一方、お盆を両手でぎゅっと握りしめたまさ子は、ついにリトルキャットのフロアへと踏み出しました。
一歩歩くたびに、フリルのついた短いスカートが大きく揺れます。まさ子は緊張のあまり頭が真っ白になり、心臓の音が耳の奥で爆音となって響いていました。対抗心と潜入捜査のつもりで着替えたものの、いざフロアに出ると、自分がどれほど無茶な格好をしているかが生々しく自覚されてしまったのです。
もちろん、商売用の衣装ですから、見られても良いように中には目立たない短パンをしっかりと穿いています。しかし、それを差し引いても、ひらひらのメイドコスのスカート丈は、ほぼ足の付け根と同じ高さくらいまで跳ね上がっていました。さらに、首筋から胸元ギリギリまで、緊張感と恥ずかしさからほんのり上気した眩しいほどの真っ白な素肌が露出しています。
高校二年生のまさ子ですが、その童顔とぽやぽやとした雰囲気は、この衣装を着ることで確実に中学生以下にしか見えない可憐さを生み出していました。男という生き物であれば、たとえロリータ趣味がなくても、その場で押し倒してしまって全く不思議ではないほどの、圧倒的な仕上がりだったのです。
まさ子は、指示されたテーブルの前に立つと、あまりの恥ずかしさに客の顔をまともに見ることすらできず、お盆を震わせながら、蚊の鳴くような声でセリフを口にしました。
「お、おおおおおお帰り帰り……お帰りなさいませ、だだだだだ、旦那様……」
どもりまくり、噛みまくった、壊れた人形のような最初のお給仕。
しかし、その声を聞いた瞬間、テーブルでノートパソコンを叩いていた邦明の指が、完全に凍りつきました。聞き間違えるはずのない、世界で最も親しい少女の声だったからです。

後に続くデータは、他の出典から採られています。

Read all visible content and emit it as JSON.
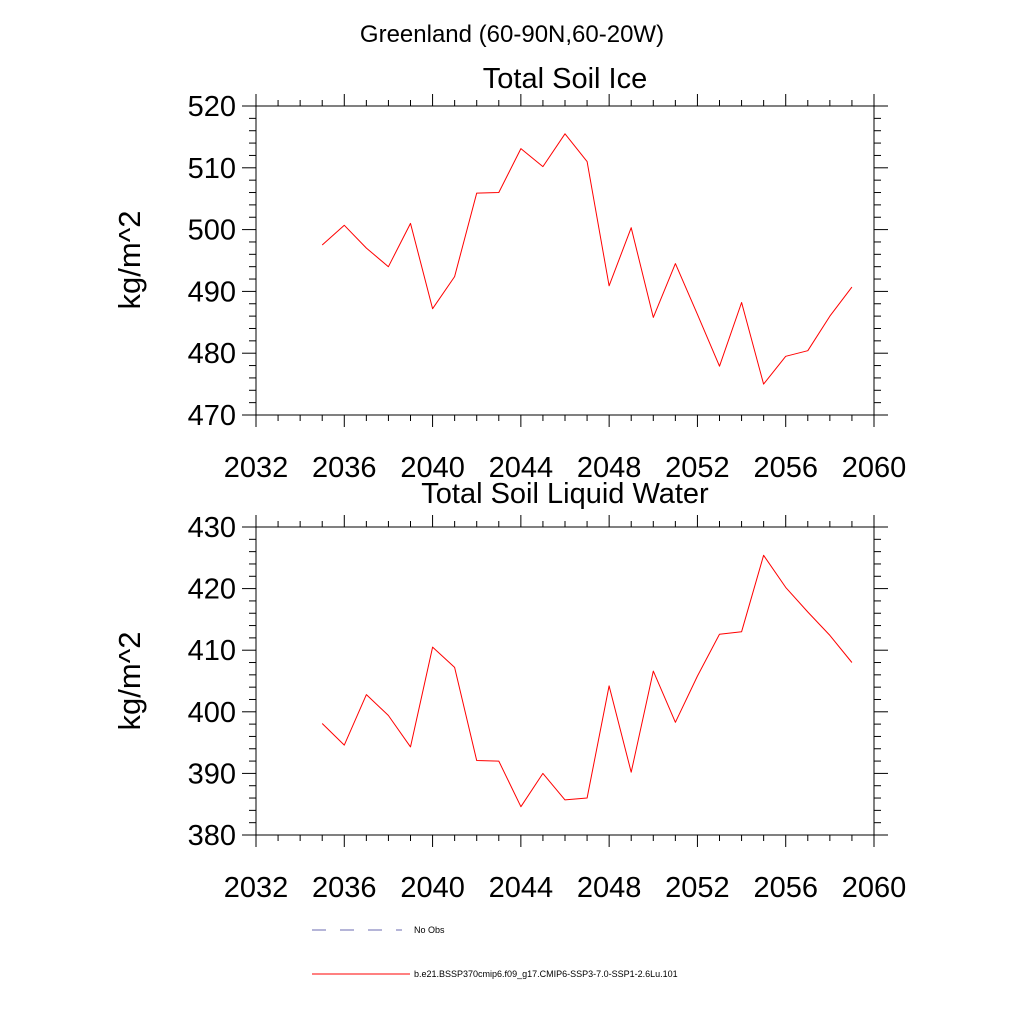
{
  "figure": {
    "title": "Greenland (60-90N,60-20W)"
  },
  "legend": {
    "items": [
      {
        "label": "No Obs",
        "style": "dashed",
        "color": "#6b6bb0"
      },
      {
        "label": "b.e21.BSSP370cmip6.f09_g17.CMIP6-SSP3-7.0-SSP1-2.6Lu.101",
        "style": "solid",
        "color": "#ff0000"
      }
    ]
  },
  "chart_data": [
    {
      "type": "line",
      "title": "Total Soil Ice",
      "xlabel": "",
      "ylabel": "kg/m^2",
      "xlim": [
        2032,
        2060
      ],
      "ylim": [
        470,
        520
      ],
      "xticks": [
        2032,
        2036,
        2040,
        2044,
        2048,
        2052,
        2056,
        2060
      ],
      "yticks": [
        470,
        480,
        490,
        500,
        510,
        520
      ],
      "grid": false,
      "series": [
        {
          "color": "#ff0000",
          "x": [
            2035,
            2036,
            2037,
            2038,
            2039,
            2040,
            2041,
            2042,
            2043,
            2044,
            2045,
            2046,
            2047,
            2048,
            2049,
            2050,
            2051,
            2052,
            2053,
            2054,
            2055,
            2056,
            2057,
            2058,
            2059
          ],
          "values": [
            497.5,
            500.7,
            497.0,
            494.0,
            501.0,
            487.2,
            492.4,
            505.9,
            506.0,
            513.1,
            510.2,
            515.5,
            511.0,
            490.9,
            500.3,
            485.8,
            494.5,
            486.3,
            477.9,
            488.2,
            475.0,
            479.5,
            480.4,
            486.0,
            490.7
          ]
        }
      ]
    },
    {
      "type": "line",
      "title": "Total Soil Liquid Water",
      "xlabel": "",
      "ylabel": "kg/m^2",
      "xlim": [
        2032,
        2060
      ],
      "ylim": [
        380,
        430
      ],
      "xticks": [
        2032,
        2036,
        2040,
        2044,
        2048,
        2052,
        2056,
        2060
      ],
      "yticks": [
        380,
        390,
        400,
        410,
        420,
        430
      ],
      "grid": false,
      "series": [
        {
          "color": "#ff0000",
          "x": [
            2035,
            2036,
            2037,
            2038,
            2039,
            2040,
            2041,
            2042,
            2043,
            2044,
            2045,
            2046,
            2047,
            2048,
            2049,
            2050,
            2051,
            2052,
            2053,
            2054,
            2055,
            2056,
            2057,
            2058,
            2059
          ],
          "values": [
            398.1,
            394.6,
            402.8,
            399.4,
            394.3,
            410.5,
            407.2,
            392.1,
            392.0,
            384.6,
            390.0,
            385.7,
            386.0,
            404.2,
            390.2,
            406.6,
            398.3,
            405.8,
            412.6,
            413.0,
            425.4,
            420.2,
            416.2,
            412.4,
            408.0
          ]
        }
      ]
    }
  ]
}
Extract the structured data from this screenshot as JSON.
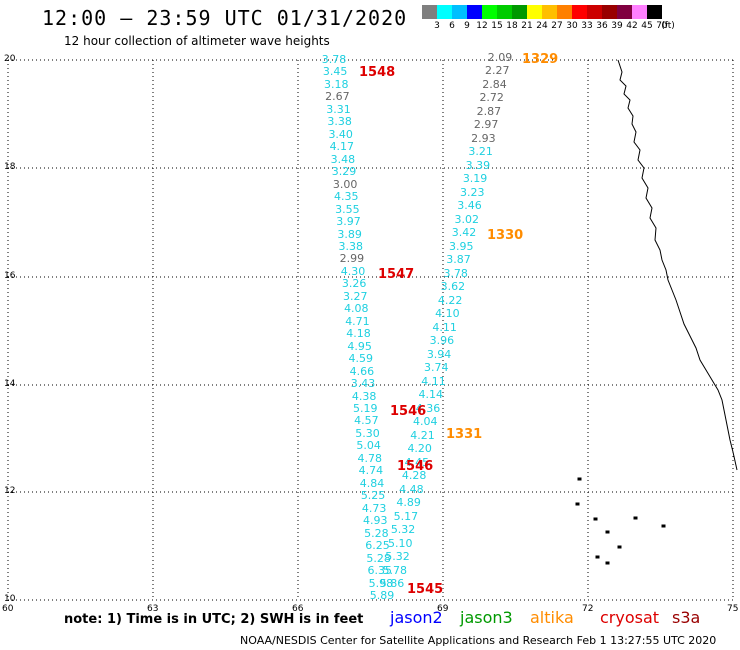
{
  "title": "12:00 – 23:59 UTC 01/31/2020",
  "subtitle": "12 hour collection of altimeter wave heights",
  "scale": {
    "colors": [
      "#7f7f7f",
      "#00ffff",
      "#00bfff",
      "#0000ff",
      "#00ff00",
      "#00cc00",
      "#009900",
      "#ffff00",
      "#ffbf00",
      "#ff8000",
      "#ff0000",
      "#cc0000",
      "#990000",
      "#800040",
      "#ff80ff",
      "#000000"
    ],
    "labels": [
      "3",
      "6",
      "9",
      "12",
      "15",
      "18",
      "21",
      "24",
      "27",
      "30",
      "33",
      "36",
      "39",
      "42",
      "45",
      "70",
      "(ft)"
    ]
  },
  "axes": {
    "x_ticks": [
      "60",
      "63",
      "66",
      "69",
      "72",
      "75"
    ],
    "y_ticks": [
      "20",
      "18",
      "16",
      "14",
      "12",
      "10"
    ]
  },
  "passes": [
    {
      "id": "1548",
      "color": "#dd0000"
    },
    {
      "id": "1547",
      "color": "#dd0000"
    },
    {
      "id": "1546",
      "color": "#dd0000"
    },
    {
      "id": "1546",
      "color": "#dd0000"
    },
    {
      "id": "1545",
      "color": "#dd0000"
    },
    {
      "id": "1329",
      "color": "#ff8c00"
    },
    {
      "id": "1330",
      "color": "#ff8c00"
    },
    {
      "id": "1331",
      "color": "#ff8c00"
    }
  ],
  "track_left": [
    "3.78",
    "3.45",
    "3.18",
    "2.67",
    "3.31",
    "3.38",
    "3.40",
    "4.17",
    "3.48",
    "3.29",
    "3.00",
    "4.35",
    "3.55",
    "3.97",
    "3.89",
    "3.38",
    "2.99",
    "4.30",
    "3.26",
    "3.27",
    "4.08",
    "4.71",
    "4.18",
    "4.95",
    "4.59",
    "4.66",
    "3.43",
    "4.38",
    "5.19",
    "4.57",
    "5.30",
    "5.04",
    "4.78",
    "4.74",
    "4.84",
    "5.25",
    "4.73",
    "4.93",
    "5.28",
    "6.25",
    "5.28",
    "6.35",
    "5.98",
    "5.89"
  ],
  "track_right": [
    "2.09",
    "2.27",
    "2.84",
    "2.72",
    "2.87",
    "2.97",
    "2.93",
    "3.21",
    "3.39",
    "3.19",
    "3.23",
    "3.46",
    "3.02",
    "3.42",
    "3.95",
    "3.87",
    "3.78",
    "3.62",
    "4.22",
    "4.10",
    "4.11",
    "3.96",
    "3.94",
    "3.74",
    "4.11",
    "4.14",
    "4.36",
    "4.04",
    "4.21",
    "4.20",
    "4.45",
    "4.28",
    "4.48",
    "4.89",
    "5.17",
    "5.32",
    "5.10",
    "5.32",
    "5.78",
    "5.86"
  ],
  "note": "note:  1) Time is in UTC;  2) SWH is in feet",
  "missions": [
    {
      "name": "jason2",
      "color": "#0000ff"
    },
    {
      "name": "jason3",
      "color": "#009900"
    },
    {
      "name": "altika",
      "color": "#ff8c00"
    },
    {
      "name": "cryosat",
      "color": "#dd0000"
    },
    {
      "name": "s3a",
      "color": "#990000"
    }
  ],
  "credit": "NOAA/NESDIS Center for Satellite Applications and Research    Feb  1 13:27:55 UTC 2020"
}
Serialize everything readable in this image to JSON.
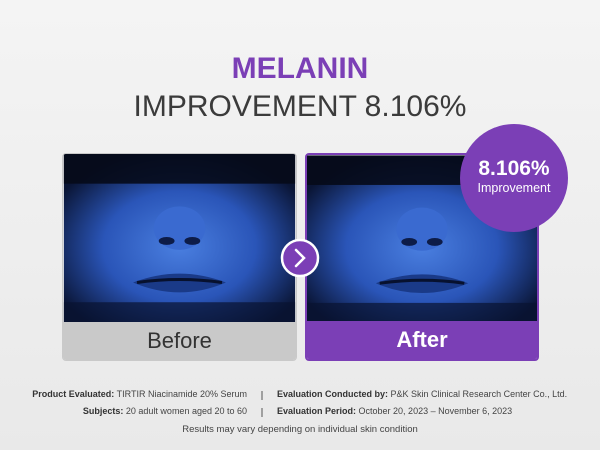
{
  "header": {
    "title": "MELANIN",
    "subtitle": "IMPROVEMENT 8.106%"
  },
  "panels": [
    {
      "label": "Before"
    },
    {
      "label": "After"
    }
  ],
  "badge": {
    "value": "8.106%",
    "label": "Improvement"
  },
  "footer": {
    "rows": [
      [
        {
          "key": "Product Evaluated:",
          "text": "TIRTIR Niacinamide 20% Serum"
        },
        {
          "key": "Evaluation Conducted by:",
          "text": "P&K Skin Clinical Research Center Co., Ltd."
        }
      ],
      [
        {
          "key": "Subjects:",
          "text": "20 adult women aged 20 to 60"
        },
        {
          "key": "Evaluation Period:",
          "text": "October 20, 2023 – November 6, 2023"
        }
      ]
    ],
    "note": "Results may vary depending on individual skin condition"
  }
}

邦明が恐る恐る顔を上げ、まさ子もまた、目の前の客の顔を覗き込んだその瞬間――。
「……叔父さま!?」
「まさ子……っ!?」
秋葉原随一の繁盛店の喧騒の真ん中で、二人の間の時間だけが完全に静止しました。
お互いに目を見開いたまま、一言の声も出せないまま、石像のように固まってしまった二人。首まで真っ赤にして震えるメイド姿のまさ子と、真っ青な顔で絶句している邦明。
二人の間に流れるあまりにも異常な空気に、店の奥から様子を伺っていた女将が、さすがにただ事ではないと気づき、大慌てで二人の元へと駆け寄ってきたのでした。